O plano de urgência que se impõe
J.-M. Nobre-Correia
Fala-se muito do futuro do grupo proprietário do Diário de Notícias e do próprio jornal, quando as razões para os salvar são por demais evidentes…
Iremos nós ficar ainda mais pobres? É que a paisagem da imprensa de informação geral em Portugal é já singularmente mísera. Sobretudo a da imprensa diária. Com a área e a demografia que são as suas, Portugal conta inacreditavelmente menos diários generalistas do que países europeus até mais pequenos como a Bélgica, a Suíça, a Áustria, por exemplo.
Ora os dois primeiros contam populações de diferentes línguas. E, se excetuarmos o romanche suíço ultraminoritário, nenhum deles dispõe de língua própria, recorrendo à(s) de países limítrofes. Pelo que o potencial de difusão da imprensa nas diversas regiões linguísticas é limitado. Não impede que neles haja diários com por vezes centenas de milhares de exemplares de difusão paga, apesar de os seus cidadãos poderem preferir ler os dos grandes vizinhos e não os do próprio país.
A situação portuguesa é pois inacreditável para qualquer conhecedor da informação escrita na Europa. O chamado “interior” ao longo da fronteira leste e a sul do Tejo é totalmente desprovido de diários autóctones (com uma pequena exceção em Évora). Diários “regionais” há publicados na faixa oeste do continente, em Braga, Aveiro, Viseu, Coimbra e Leiria, para além dos da Madeira e dos Açores, nenhum deles tendo a pretensão de propor uma atualidade nacional e internacional, em termos políticos, económicos e culturais, suscetível de dispensar a leitura dos “nacionais”.

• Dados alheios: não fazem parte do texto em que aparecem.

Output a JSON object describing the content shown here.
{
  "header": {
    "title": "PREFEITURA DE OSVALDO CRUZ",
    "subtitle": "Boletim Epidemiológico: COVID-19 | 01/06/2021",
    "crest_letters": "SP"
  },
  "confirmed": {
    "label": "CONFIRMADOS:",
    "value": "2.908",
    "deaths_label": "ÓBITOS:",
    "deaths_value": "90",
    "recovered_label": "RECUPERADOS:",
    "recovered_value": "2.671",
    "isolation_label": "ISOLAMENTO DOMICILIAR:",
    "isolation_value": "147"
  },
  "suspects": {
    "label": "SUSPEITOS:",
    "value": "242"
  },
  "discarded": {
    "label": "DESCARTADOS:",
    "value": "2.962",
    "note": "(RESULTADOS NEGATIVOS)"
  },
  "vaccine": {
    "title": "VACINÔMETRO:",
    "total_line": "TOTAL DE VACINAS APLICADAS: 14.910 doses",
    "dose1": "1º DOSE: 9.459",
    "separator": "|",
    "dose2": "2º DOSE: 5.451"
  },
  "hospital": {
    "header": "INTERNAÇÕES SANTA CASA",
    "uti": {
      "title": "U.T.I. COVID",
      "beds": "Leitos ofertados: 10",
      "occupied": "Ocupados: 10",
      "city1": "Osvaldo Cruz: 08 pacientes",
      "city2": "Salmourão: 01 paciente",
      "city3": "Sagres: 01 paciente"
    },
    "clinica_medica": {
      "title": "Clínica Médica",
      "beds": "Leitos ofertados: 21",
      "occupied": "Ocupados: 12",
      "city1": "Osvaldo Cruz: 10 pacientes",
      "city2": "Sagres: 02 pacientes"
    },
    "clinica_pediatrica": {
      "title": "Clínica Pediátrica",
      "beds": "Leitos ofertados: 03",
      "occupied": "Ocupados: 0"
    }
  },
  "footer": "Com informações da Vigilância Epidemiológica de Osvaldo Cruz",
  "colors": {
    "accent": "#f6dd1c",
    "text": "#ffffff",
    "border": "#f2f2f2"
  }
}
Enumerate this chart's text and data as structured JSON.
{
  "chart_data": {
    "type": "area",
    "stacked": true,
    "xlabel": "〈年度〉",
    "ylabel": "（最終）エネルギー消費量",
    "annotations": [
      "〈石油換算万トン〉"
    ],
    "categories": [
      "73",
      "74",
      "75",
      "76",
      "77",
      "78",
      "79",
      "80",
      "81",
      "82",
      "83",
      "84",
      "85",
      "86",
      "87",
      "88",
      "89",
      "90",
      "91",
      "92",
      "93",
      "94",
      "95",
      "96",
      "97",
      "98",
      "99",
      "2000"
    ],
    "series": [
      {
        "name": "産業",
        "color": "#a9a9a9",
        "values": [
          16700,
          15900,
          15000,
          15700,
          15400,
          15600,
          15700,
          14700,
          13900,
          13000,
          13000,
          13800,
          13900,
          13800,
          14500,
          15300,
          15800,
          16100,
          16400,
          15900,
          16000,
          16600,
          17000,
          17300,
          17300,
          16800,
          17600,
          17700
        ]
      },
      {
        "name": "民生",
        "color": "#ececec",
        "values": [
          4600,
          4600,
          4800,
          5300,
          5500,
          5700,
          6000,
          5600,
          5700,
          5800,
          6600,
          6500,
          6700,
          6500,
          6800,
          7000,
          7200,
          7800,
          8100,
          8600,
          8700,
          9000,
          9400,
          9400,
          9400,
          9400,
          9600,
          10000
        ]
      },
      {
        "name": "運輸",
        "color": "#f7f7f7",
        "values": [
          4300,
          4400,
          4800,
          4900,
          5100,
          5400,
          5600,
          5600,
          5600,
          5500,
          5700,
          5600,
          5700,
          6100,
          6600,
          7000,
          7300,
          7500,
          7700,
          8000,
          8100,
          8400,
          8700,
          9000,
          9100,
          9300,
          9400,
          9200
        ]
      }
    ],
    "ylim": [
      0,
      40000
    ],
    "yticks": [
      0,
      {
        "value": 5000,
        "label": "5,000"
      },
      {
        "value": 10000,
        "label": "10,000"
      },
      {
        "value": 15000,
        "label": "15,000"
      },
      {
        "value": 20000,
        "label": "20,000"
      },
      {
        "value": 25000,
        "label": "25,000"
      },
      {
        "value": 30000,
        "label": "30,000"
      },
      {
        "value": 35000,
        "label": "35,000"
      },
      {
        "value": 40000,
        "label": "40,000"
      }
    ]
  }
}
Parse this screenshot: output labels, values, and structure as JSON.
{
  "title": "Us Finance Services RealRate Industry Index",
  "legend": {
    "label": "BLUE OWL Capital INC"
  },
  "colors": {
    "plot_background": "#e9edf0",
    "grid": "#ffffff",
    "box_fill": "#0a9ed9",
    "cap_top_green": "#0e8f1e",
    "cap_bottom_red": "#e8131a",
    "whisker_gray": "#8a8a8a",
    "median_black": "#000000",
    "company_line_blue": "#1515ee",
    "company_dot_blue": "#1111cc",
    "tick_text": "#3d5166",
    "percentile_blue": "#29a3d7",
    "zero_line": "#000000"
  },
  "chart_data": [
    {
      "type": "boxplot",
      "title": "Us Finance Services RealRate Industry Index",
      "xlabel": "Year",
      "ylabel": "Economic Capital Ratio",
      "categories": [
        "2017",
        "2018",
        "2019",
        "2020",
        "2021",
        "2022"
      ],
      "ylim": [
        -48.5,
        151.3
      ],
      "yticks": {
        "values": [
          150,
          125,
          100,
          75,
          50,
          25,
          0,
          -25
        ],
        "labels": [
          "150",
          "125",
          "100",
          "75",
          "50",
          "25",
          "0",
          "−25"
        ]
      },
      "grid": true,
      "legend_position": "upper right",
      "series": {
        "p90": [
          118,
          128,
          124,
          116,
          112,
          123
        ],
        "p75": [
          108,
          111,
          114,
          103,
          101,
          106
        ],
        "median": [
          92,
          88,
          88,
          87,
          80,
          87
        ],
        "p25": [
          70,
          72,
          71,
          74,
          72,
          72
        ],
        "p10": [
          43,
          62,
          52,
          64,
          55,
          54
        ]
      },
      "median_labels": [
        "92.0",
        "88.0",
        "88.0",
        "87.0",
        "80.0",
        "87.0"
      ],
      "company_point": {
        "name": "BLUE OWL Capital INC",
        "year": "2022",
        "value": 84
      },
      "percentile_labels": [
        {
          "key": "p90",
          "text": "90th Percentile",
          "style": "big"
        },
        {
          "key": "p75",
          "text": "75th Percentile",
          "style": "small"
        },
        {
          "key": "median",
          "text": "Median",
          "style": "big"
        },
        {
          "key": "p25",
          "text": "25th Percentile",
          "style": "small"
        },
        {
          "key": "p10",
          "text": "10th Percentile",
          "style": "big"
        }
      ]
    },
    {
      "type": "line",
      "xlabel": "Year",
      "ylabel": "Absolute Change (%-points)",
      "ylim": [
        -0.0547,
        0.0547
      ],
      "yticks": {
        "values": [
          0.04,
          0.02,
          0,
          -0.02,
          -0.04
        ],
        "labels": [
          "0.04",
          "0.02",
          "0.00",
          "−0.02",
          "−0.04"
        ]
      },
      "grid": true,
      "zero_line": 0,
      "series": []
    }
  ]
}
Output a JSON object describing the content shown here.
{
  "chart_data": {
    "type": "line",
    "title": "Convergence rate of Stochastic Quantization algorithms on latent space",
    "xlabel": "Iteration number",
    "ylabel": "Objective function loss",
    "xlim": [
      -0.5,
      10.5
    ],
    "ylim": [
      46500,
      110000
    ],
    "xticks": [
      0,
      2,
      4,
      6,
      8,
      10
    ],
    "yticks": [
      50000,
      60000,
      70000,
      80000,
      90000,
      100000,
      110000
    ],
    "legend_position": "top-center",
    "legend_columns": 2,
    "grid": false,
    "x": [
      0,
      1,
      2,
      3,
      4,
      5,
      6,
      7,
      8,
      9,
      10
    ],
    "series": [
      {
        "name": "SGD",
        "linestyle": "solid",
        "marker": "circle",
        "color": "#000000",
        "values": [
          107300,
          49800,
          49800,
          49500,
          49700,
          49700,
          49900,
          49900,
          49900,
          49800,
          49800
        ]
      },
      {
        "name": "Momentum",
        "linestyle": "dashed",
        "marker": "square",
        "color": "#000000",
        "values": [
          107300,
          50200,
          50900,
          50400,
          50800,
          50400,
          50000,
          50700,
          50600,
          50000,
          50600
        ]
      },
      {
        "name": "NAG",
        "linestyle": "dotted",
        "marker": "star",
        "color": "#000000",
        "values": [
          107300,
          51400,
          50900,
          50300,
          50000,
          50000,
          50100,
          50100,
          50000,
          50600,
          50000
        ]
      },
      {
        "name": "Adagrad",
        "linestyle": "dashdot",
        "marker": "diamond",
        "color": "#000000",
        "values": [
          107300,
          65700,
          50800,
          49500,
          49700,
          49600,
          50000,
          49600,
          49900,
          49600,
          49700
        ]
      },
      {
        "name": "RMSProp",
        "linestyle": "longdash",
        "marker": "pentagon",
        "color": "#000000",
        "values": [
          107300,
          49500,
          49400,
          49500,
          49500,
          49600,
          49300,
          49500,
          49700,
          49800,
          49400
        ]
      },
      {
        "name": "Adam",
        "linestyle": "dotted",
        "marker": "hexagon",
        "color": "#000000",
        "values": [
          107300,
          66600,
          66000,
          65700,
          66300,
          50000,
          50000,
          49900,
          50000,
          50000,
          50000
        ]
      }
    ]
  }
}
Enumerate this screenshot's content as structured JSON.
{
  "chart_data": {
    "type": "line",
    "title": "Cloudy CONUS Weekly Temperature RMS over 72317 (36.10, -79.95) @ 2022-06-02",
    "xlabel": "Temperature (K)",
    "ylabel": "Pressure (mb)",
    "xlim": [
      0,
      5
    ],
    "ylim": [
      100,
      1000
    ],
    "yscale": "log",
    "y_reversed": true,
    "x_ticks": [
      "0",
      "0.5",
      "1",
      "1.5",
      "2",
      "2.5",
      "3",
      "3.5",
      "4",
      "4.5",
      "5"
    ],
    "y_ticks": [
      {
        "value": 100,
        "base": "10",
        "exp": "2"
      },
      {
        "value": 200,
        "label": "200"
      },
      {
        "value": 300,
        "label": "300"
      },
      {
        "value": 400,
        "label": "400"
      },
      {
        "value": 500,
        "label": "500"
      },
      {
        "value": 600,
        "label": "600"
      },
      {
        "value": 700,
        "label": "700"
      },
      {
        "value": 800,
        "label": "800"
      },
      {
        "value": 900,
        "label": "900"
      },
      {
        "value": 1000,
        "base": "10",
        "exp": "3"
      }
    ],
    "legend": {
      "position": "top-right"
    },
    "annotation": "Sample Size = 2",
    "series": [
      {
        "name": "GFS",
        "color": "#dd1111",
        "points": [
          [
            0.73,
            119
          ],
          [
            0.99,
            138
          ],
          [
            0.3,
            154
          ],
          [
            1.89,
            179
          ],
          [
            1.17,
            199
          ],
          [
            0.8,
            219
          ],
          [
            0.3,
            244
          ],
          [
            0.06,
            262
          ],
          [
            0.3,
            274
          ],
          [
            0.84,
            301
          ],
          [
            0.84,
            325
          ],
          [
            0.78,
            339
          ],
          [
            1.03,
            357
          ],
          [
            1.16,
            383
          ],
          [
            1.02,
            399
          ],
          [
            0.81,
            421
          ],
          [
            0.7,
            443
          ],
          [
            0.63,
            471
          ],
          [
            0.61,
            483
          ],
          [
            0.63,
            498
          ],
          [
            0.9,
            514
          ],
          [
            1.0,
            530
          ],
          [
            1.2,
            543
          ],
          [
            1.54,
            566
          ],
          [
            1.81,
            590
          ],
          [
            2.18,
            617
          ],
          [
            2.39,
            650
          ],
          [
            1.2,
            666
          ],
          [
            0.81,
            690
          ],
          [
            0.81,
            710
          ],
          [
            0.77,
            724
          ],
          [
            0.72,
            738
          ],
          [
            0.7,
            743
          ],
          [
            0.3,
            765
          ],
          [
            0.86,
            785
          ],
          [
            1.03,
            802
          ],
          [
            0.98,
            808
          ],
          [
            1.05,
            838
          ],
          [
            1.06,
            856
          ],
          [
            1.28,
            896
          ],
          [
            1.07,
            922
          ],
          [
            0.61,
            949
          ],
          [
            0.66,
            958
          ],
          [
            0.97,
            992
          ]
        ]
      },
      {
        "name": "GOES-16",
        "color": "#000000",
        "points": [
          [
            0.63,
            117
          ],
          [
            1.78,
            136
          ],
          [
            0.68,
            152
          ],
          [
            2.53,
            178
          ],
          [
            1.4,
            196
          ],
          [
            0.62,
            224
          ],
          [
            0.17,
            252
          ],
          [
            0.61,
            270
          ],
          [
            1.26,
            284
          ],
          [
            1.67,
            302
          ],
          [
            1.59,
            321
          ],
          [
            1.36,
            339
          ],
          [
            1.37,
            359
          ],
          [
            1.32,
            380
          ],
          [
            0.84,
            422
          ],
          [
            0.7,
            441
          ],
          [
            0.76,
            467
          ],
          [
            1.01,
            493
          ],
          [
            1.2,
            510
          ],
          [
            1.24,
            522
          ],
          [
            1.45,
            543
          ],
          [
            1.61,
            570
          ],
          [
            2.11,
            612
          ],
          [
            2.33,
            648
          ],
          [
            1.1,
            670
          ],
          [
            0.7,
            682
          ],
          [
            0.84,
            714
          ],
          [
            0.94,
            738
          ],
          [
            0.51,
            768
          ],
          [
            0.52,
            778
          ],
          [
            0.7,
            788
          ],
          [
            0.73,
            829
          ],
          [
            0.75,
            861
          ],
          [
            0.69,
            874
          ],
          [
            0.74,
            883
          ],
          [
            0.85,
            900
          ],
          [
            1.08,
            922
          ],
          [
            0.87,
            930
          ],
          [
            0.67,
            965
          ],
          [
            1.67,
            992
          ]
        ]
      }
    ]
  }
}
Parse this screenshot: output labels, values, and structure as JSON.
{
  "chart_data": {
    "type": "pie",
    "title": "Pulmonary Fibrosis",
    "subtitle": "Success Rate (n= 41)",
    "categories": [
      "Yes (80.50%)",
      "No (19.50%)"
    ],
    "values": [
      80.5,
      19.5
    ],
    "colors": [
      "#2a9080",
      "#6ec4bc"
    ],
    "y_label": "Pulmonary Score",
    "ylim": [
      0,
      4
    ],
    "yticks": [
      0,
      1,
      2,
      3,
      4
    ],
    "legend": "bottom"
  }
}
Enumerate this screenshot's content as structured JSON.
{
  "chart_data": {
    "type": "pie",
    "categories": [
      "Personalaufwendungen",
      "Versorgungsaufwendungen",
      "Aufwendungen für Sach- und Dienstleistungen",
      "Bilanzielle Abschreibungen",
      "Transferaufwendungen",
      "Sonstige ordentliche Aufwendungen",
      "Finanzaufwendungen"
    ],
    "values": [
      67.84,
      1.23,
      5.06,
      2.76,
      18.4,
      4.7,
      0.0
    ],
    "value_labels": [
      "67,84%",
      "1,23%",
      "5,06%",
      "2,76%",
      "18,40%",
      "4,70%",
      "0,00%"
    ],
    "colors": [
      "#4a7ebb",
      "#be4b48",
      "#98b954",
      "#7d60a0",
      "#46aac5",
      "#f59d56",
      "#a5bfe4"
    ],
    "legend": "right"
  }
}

Porém, a situação destes “nacionais” está quase reduzida à sua mais simples expressão: um único título no Porto, Jornal de Notícias, três em Lisboa, Correio da Manhã, Diário de Notícias e Público. Todos eles com circulações baixíssimas, tomando em consideração vendas e assinaturas das edições em papel e em digital. O que não impede que se fale há longos meses do desaparecimento possível do Diário de Notícias…
Depois do 25 de Abril, outros diários históricos desapareceram, é certo: O Século, Diário de Lisboa e Diário Popular, em Lisboa, O Comércio do Porto e O Primeiro de Janeiro, no Porto. Por que procurar então manter em vida o Diário de Notícias? Porque é uma instituição da história do jornalismo nacional: o seu lançamento em 1 de janeiro de 1865[1] marca o início da era industrial da imprensa. E ao longo de mais de um século e meio de existência, acompanhou em maior ou menor grau as viravoltas políticas da sociedade portuguesa. Mantendo sempre um estatuto particular no universo da informação jornalística, numa subtil dosagem que visa simultaneamente meios dirigentes e leitorado da classe média. Ao mesmo tempo que, como The Times em Londres, Le Soir em Bruxelas ou Corriere della Sera em Milão, diários que se confundem com a própria história da cidade onde nasceram, o Diário de Notícias está intimamente ligado à de Lisboa.
O desaparecimento do Diário de Notícia significaria uma acentuação da pobreza da imprensa diária nacional. Deixando a situação entregue a uma informação escrita proveniente apenas do Correio da Manhã e do Público. E se o primeiro já se encontra em preocupante situação de monopólio nos meios populares e de baixa gama média, a informação que se quer de referência ficaria entregue unicamente ao Público. O que seria muito longe de ser salutar para a democracia pluralista e para o próprio jornalismo, desprovido de uma sã concorrência e da vontade de fazer melhor que o outro, propondo uma atualidade com uma sensibilidade diferente, com outros ângulos de abordagem, de perspetivação e de análise da atualidade.
Poderá então o novo governo que vai entrar em funções, esquecer os princípios neoliberais proclamados e fazer o que os últimos governos socialistas não souberam nem quiseram fazer, concebendo um programa de relance da imprensa diária em Portugal? Um programa de urgência se impõe, em todo o caso, para salvaguardar o Diário de Notícias, a bem do jornalismo de qualidade e do pluralismo da informação…
[1] Tradicionalmente, o aniversário do Diário de Notícias é assinalado em 29 de dezembro, dia em que, em 1864, um folheto anuncia o lançamento de um novo jornal. Mas o primeiro número do jornal data de 1 de janeiro de 1865.
Texto publicado no Diário de Notícias, Lisboa, 26 de março de 2024, p. 14.